Moving from autarky to trade hurts some industries and helps some industries (and the same applies to people) but – and this is the basic sense in which trade is “good” – the gainers could overcompensate the losers. Trade removes the constraint that a region has to consume only what it produces. When a region trades it can produce stuff it’s relatively cheap at producing and swap it for stuff it’s not.

If a country cannot influence its terms of trade (the prices of its imports and exports) then its optimal tariff is zero regardless of what other countries’ commercial policy is. There may be other types of policies that are justifiable (like production/ consumption taxes/ subsidies) and it may be that a there is a welfare improving “second best” tariff, but the optimal tariff is zero.
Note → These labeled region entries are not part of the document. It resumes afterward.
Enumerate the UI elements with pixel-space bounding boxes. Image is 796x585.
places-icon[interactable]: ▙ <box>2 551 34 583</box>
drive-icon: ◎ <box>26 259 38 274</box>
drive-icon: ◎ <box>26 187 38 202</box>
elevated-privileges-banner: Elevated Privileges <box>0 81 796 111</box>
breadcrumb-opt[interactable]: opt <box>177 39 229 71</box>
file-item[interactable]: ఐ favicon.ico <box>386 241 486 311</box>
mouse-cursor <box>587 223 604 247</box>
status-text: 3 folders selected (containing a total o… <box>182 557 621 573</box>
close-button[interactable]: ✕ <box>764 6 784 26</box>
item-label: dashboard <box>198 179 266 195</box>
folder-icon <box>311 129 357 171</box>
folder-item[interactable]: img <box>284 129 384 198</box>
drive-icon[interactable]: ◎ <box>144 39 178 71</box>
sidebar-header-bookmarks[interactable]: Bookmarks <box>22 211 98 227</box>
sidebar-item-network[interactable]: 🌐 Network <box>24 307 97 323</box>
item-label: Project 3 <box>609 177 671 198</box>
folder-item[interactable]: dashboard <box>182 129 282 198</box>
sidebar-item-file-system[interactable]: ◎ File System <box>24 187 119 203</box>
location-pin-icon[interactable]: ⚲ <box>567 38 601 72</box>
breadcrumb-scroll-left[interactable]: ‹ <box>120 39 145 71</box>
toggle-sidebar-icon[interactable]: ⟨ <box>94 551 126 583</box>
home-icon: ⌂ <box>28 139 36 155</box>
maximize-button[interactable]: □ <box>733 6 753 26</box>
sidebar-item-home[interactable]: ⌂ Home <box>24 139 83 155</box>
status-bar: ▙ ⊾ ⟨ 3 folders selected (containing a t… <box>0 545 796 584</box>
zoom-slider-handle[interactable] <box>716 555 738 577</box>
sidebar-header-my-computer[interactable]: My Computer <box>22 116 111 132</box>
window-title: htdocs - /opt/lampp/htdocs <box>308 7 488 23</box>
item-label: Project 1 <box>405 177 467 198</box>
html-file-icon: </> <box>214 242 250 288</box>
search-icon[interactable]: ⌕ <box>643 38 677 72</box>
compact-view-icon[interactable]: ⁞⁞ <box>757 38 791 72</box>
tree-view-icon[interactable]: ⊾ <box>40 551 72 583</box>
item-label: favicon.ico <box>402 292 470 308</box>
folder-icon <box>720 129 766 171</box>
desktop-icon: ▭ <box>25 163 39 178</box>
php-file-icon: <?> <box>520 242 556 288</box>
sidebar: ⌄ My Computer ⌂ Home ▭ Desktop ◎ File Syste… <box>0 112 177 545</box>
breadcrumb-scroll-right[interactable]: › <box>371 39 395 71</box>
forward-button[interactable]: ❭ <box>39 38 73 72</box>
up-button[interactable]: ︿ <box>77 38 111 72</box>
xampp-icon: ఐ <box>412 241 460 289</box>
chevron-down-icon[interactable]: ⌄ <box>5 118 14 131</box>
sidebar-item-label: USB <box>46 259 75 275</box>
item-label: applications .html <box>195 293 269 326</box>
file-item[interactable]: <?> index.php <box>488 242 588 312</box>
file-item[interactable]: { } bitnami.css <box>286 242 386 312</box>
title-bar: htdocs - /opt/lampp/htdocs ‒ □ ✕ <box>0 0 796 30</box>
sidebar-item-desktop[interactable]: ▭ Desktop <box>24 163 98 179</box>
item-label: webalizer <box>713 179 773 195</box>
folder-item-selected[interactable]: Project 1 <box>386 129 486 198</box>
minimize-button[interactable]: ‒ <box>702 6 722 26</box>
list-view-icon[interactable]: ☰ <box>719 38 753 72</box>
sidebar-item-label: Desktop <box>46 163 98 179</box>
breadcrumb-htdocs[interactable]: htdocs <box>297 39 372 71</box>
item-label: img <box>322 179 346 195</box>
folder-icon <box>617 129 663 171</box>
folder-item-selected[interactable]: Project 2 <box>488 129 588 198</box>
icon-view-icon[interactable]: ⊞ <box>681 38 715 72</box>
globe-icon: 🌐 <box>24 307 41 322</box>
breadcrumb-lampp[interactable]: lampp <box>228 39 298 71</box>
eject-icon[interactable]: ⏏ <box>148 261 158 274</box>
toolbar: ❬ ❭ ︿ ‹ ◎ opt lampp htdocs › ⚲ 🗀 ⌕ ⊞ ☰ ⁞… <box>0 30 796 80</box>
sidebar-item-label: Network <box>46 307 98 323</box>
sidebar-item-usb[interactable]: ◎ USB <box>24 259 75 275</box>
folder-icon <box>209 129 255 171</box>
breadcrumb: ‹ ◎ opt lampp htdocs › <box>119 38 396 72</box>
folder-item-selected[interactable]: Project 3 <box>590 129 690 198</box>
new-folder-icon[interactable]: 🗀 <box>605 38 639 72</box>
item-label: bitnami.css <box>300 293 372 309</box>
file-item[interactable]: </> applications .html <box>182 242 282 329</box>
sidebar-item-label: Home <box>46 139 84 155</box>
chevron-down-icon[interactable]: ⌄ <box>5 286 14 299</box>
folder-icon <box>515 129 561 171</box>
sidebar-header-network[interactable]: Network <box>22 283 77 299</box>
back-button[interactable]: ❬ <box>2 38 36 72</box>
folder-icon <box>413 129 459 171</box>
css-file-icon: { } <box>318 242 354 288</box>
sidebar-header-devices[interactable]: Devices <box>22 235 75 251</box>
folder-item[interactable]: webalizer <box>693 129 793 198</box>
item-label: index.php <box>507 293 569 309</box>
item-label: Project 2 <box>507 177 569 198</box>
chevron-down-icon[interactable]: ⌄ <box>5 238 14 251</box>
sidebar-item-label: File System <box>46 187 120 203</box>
If a country can influence its import and export prices (and the US unquestionably can for many goods) then its optimal tariff is not zero. However, tariff reductions by others and the US would still be good.

Note that BrainGlutton’s

contains some truth and a hint of a fallacy: It is true that having a large internal market makes trade less important (at least to the extent that economies of scale matter). But trade interventions penalise consumers and comparative advantage (i.e. export) industries. It is not a matter of protecting all industries: you must hurt some. And crucially, remember that the ONLY reason you’d want to “sell US manufactured goods abroad” is to import stuff.

:confused: That might be how the government would look at it . . . The individual exporters would be concerned with exchanging their goods for money, not “stuff,” and likely would be indifferent to the material-imports side of the balance-of-trade report.

If the foreigners had nothing anyone here wanted to buy, they wouldn’t be able to buy our money.